Aluminum imports have followed a similar trend, reaching over 6.8 million mt in 2017 before falling to under 5 million mt in 2020 and rebounding to over 6.3 million mt in 2022.
Impact of other factors
Other factors impacting the industries “have likely, in some cases, had larger impacts on steel and aluminum markets than the tariffs,” the ITC said.
“First, purchasers may not have been able to immediately switch suppliers in response to the tariffs, because they often have long-term contracts in place with suppliers or require particular product specifications to which a new supplier would not be able to adhere right away,” it said.
“Second, industry representatives claim that uncertainty regarding how long tariffs under sections 232 and 301 would remain in effect led to slower response times in terms of investing in and increasing domestic capacity,”

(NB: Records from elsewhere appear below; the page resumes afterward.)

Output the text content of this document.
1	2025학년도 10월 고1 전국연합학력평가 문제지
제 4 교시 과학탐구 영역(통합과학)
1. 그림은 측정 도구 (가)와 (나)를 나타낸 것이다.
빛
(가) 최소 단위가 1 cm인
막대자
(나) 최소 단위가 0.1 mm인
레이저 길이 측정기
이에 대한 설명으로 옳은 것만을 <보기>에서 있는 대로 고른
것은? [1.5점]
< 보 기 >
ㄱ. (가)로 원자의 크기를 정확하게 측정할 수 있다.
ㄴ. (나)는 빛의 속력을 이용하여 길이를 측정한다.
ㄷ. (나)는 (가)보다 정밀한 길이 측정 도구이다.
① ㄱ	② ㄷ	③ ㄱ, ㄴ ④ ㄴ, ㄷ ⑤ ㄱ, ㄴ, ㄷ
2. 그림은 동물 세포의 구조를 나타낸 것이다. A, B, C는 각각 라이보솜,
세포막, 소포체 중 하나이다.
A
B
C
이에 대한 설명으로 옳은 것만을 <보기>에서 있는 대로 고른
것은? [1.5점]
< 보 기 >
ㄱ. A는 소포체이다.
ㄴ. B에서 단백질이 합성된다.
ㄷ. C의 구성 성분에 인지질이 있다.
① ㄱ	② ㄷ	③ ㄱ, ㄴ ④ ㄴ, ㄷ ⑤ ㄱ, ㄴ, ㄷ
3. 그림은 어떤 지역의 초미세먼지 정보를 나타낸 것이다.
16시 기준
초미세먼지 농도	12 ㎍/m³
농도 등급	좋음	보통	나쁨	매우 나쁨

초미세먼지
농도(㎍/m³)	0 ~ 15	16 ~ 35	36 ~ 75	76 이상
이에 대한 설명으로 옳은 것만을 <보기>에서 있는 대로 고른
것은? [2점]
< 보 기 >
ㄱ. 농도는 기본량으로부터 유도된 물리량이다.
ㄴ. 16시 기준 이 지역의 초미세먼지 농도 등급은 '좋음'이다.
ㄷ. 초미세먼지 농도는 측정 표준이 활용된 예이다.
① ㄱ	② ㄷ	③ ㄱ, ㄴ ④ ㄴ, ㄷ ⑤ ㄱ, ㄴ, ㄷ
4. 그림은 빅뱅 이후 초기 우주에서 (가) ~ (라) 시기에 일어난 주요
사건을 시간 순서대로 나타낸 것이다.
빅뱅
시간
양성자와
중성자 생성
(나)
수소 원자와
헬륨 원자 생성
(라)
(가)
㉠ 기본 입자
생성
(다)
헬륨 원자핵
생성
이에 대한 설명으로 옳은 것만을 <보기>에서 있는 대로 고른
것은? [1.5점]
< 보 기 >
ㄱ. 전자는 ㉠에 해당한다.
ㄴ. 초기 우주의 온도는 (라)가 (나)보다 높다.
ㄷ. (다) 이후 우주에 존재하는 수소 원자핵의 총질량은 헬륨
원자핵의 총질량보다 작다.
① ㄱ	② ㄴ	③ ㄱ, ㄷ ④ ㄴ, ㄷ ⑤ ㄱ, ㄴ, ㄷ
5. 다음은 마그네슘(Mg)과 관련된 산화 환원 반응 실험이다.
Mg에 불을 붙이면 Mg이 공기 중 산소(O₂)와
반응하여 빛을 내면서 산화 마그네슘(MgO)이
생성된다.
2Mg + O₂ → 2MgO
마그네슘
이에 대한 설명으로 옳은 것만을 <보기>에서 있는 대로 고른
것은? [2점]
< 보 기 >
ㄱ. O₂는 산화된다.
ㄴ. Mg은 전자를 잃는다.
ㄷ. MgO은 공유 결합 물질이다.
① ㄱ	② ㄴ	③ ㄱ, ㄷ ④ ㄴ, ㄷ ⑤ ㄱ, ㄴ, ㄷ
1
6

The ITC said that the coronavirus pandemic, surging energy prices, Russia’s invasion of Ukraine, an increasing focus on sustainability and the US’ slate of antidumping and countervailing duty orders on steel and aluminum products have all also influenced import levels and domestic production trends in the US.
“These factors and their impacts… underline the difficulty of using trends in trade, production, and prices without engaging in an economic model that can make efforts to disentangle the effects of the tariffs from other factors,” the commission said.
US steel and aluminum prices in 2021 were higher than 2017 levels, although prices for both metals in the domestic and global markets experienced a great deal of volatility in that period due to aforementioned factors related to the pandemic and geopolitics, according to the ITC.
These same factors caused fluctuating demand and operational challenges among key metal end-user industries, adding further instability to the markets, the ITC added.
The Platts US steel hot-rolled coil index ended 2021 at $1,500/st, compared with $646.75/st at the end of 2017, according to S&P Global Commodity Insights data.
The Platts spot 99.7% P1020 US Aluminum Transaction Premium was assessed at 30.15 cents/lb at the end of 2021, up from 9.5 cents/lb at the end of 2017.